At the customary post-Budget media interactions, Finance Minister Nirmala Sitharaman and her topmost bureaucrats touched upon a number of issues.
The minister said the government taxing income from digital virtual assets did not give them legitimacy and that issue was being dealt separately in the planned cryptocurrency Bill.
She also expressed confidence that the Budget targets were achievable.
Key takeaways from Sitharaman's fourth Budget:
On cryptocurrencies
The RBI will be issuing a digital currency.
A currency can be issued only by the central bank even if it is a cryptocurrency.
Anything outside that though we refer to them as currencies, they are not so.
Buying and selling is happening and profits are being made, and nothing stops me from taxing them.
Taxing does not confer on them legitimacy.
We are not taxing a currency (digital rupee) that is yet to be issued.
Everything outside this is an asset created by individuals, and if profits are made in transacting that asset, it will be taxed at 30 per cent.
We are also tracking every trade in the crypto world by imposing 1 per cent tax deducted at source.
We have circulated a paper, and are receiving inputs.
Public stakeholders are also giving their inputs.
So regulation will go through that process, and we will not wait for regulation to tax people earning profits from such assets.
On Budget estimates
In the February 2021 Budget, we were told we had been conservative, but we were right in our assessment.
And being conservative is not being overly optimistic.
We are sure we will achieve the numbers, and will probably top them.
On revenues
If revenues are compared to the size of GDP, excise duty cannot be linked to that because it doesn’t increase as prices go up.
So if excise duty collection is removed from the revised estimates, projected growth in revenues is 14 per cent, said revenue secretary Tarun Bajaj.
This is not conservative, but a very pragmatic number, and the government will make all attempts to achieve it.
Higher borrowing
The borrowing number indicates the fiscal deficit minus the small savings scheme collection.
This is not artificial, but a very realistic number.
It’s done using the best estimate of collections from small savings schemes, said Finance Secretary T V Somanathan.
The money raised through green bonds will be part of the overall borrowing.
In the coming days, these bonds will be used for specific projects.
The expectation is that there are investors who are ready to invest in less carbon-consuming projects.
For such a class of investors, we have to build that market which is the future, said economic affairs secretary Ajay Seth.
The government is in discussion with the RBI and market participants and size of issuance of such bonds will be decided soon.
On divestment target being slashed
Keeping a high divestment target sometimes distorts the market, said DIPAM secretary Tuhin Kanta Pandey.
Nothing stops us from achieving what we want to achieve in dinvestment.
Ongoing transactions will be carried out.
The LIC IPO, in all probability, will be brought this fiscal year.
With revised estimates at Rs 78,000 crore, we should not conjecture on the size of the IPO as the valuation of LIC is yet to reach a conclusion.
The Draft Red Herring Prospectus of LIC will be filed with Sebi within 10 days.
And there have been instances of receipts being different from the estimated numbers.
In our assessment we have shown the intent of the government by privatising Air India and Neelachal Ispat Nigam Ltd.
I think we have been realistic in planning what we want to do and achieving what has been planned, said Sitharaman.
The minister also said the Centre’s internal estimates of what it expected from LIC IPO had not been included in the revised estimates.
On job creation and capex
Infrastructure spending will be Rs 5.5 trillion this year.

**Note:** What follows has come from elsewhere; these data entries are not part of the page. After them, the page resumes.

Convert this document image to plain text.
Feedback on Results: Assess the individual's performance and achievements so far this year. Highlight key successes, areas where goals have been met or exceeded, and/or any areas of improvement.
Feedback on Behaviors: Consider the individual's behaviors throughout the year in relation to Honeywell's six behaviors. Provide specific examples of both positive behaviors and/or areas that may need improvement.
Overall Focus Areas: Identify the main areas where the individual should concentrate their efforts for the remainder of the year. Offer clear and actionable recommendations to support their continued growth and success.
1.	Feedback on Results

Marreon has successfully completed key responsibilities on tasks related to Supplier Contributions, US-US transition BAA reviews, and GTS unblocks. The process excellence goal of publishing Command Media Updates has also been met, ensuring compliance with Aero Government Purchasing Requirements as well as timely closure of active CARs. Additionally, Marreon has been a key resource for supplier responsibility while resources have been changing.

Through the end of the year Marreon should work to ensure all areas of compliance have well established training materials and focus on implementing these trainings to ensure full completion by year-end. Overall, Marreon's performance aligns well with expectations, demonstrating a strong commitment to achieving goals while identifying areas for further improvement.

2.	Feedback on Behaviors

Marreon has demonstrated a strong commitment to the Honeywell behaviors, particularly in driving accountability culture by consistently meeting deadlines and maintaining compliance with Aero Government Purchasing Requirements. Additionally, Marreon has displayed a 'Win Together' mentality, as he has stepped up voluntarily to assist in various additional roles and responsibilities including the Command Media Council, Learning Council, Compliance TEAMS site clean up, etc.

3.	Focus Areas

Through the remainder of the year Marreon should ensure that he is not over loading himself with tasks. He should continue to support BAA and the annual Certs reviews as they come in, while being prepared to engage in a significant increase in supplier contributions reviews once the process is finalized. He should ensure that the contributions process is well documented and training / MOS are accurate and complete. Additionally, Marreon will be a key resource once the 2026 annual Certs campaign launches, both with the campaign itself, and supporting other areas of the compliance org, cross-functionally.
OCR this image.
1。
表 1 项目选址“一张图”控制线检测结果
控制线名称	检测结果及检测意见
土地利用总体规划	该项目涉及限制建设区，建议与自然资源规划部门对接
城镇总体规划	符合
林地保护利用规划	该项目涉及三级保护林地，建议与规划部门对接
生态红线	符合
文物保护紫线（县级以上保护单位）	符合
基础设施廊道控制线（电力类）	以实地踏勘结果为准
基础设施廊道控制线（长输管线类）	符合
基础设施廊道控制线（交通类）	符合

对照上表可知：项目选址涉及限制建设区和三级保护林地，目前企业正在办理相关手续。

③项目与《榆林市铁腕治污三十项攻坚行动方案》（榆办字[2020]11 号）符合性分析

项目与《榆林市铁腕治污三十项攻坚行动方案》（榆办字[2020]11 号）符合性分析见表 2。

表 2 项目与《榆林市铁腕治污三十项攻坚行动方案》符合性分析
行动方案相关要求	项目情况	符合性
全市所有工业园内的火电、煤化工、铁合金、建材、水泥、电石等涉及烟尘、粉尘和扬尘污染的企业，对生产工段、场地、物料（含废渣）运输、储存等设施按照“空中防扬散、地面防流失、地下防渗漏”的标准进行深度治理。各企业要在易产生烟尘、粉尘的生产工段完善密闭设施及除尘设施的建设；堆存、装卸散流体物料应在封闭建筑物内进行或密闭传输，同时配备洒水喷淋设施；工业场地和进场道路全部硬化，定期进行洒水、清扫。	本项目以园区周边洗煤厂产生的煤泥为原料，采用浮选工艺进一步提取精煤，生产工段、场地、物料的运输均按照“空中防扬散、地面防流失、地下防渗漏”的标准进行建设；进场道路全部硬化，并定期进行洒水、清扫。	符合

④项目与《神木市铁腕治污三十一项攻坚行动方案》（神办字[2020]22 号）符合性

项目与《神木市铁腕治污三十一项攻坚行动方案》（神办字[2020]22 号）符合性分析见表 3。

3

Next year, public investment will increase to Rs 7.5 trillion.
Increase in capital expenditure will create a positive impact on job creation.
Spending on asset creation will help in creating jobs.
Besides that, government is giving incentives under the PLI scheme in 14 sectors, which will also help in creating jobs.
The government recognises that for private investment to pick up, it is clear that public investment will have to be increased.